Fragments from an interview with Catalina León


“I grew up in houses – several different ones, we moved three times during my childhood – where space was occupied in a playful, extravagant way and functionality was always a secondary consideration. Where you were allowed to draw on the walls. They were like scenes from a dream. My mother had an incredible gift for finding beauty and my father used space in unusual ways, although he didn’t care about aesthetics at all. Sometimes I see their two influences in my work. So, the use I make of space is partly an inheritance from my family – just like the manual aspects – and that makes it very natural, like an artisan reproducing the traditions of their parents and grandparents.”

“When I set up an installation, I don’t make it solely to be seen in full, I try to lay out the space and artworks in such a way that can convey the impulse that drove them to be made to the person experiencing them, and so they can be used as references. I inhabit the space and make the works to encourage myself to act in life.”

2. Images

“My practice helps me to understand not just who I am but what it means to be a person in this world. That’s why I try to direct my personal story to a more abstract place, where the narrative breaks down, expanding it to make everything more clear. I think that this in turn enables other stories eventually to be projected on these images.”

“I subscribe to the theory that magic was the primary motivation for cave paintings. I project my wishes onto the material. I see representation as a means of remembering and affirming living experience.”

3. Chance

“I move as I work, without knowing where I’m going. I don’t have a clear plan or an image of the final destination: I do have themes, climates, floating questions, images that produce desire within me that then I represent. I listen to songs that make me move and that derive in gestures, an accumulation of evidence and dead ends that give form to the work.”

“I spent hours lurking quietly next to the canvases in this exhibition, sometimes sitting on them, without being able to do much more than just be. And then I am taken by surprise by an abstraction and the fact that the work won’t let me go further than a certain point, regulating the strength and impulse in a new act of moderation.”

“My practice involves voices that accompany me and a process of synaesthesia. Sometimes I taste flavours and now I hear the sound of what I see: they’re not words, they’re sounds. Who’s speaking to me? Probably my unconscious, so I answer and he says something else and we go on like that until we achieve a comfortable silence.”

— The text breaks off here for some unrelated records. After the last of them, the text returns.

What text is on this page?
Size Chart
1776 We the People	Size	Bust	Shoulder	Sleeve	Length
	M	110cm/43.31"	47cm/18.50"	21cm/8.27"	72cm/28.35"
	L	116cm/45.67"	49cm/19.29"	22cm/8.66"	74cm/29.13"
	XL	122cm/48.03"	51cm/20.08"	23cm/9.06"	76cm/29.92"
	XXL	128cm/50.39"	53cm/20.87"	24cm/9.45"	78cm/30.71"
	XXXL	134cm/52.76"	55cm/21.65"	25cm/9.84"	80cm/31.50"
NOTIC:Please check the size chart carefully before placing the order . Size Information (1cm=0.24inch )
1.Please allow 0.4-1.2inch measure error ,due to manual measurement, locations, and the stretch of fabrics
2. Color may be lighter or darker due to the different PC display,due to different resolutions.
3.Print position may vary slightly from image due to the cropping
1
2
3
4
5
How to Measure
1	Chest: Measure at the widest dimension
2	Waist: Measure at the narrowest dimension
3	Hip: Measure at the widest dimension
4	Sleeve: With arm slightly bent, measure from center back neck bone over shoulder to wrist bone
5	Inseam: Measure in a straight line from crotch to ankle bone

“I choose to work with plaster boards, worn-out fabrics, and cardboard because they attract me in visual, tactile, physical and emotional ways. The weight of the material is also important to me.”

“The material speaks to me. I am attracted by materials that, somehow, have suffered from the passing of time, water, sun and neglect. And when the material is new – a fabric, a piece of wood – I leave it outside, use it as a table, a table cloth, or take it travelling with me. That punishes it a little, but it also wakes it up. I let the material form a relationship with my environment first, I let chance leave its mark upon it. And when I get to work, the material has something to tell me.”


“There are images that lie hidden. I like to think that a painting is not only absorbed by the eye, it is also tactile, about the body and atmosphere. There is an energy that emanates from the work beyond the visible spectrum. I think that that places the emphasis on the act of painting itself, in painting for painting’s sake, rather than producing something for display: that comes afterwards, but it’s not what motivates artistic production. The work emanates energy from the source that provokes it... just as the visible can evoke the invisible, so the hidden can reveal things.”


“There’s a place I long for, it is a place with sea and amber light and is from another time. I have found fragments of that place in Guatemala, Bolivia, Spain, Italy, Mexico, Costa Rica and Peru, a country I haven’t yet been to but that is a part of me thanks to years living with Peruvian immigrants. There’s also plenty of that place in Buenos Aires and the north of Argentina. But it’s not complete anywhere. Aspects of these places, the sensations that they provoke in me, appear in my work. But I would say that what’s there is more of an interior place, a state. And a temperature: 27 degrees at sunset on a summer evening in San Juan.”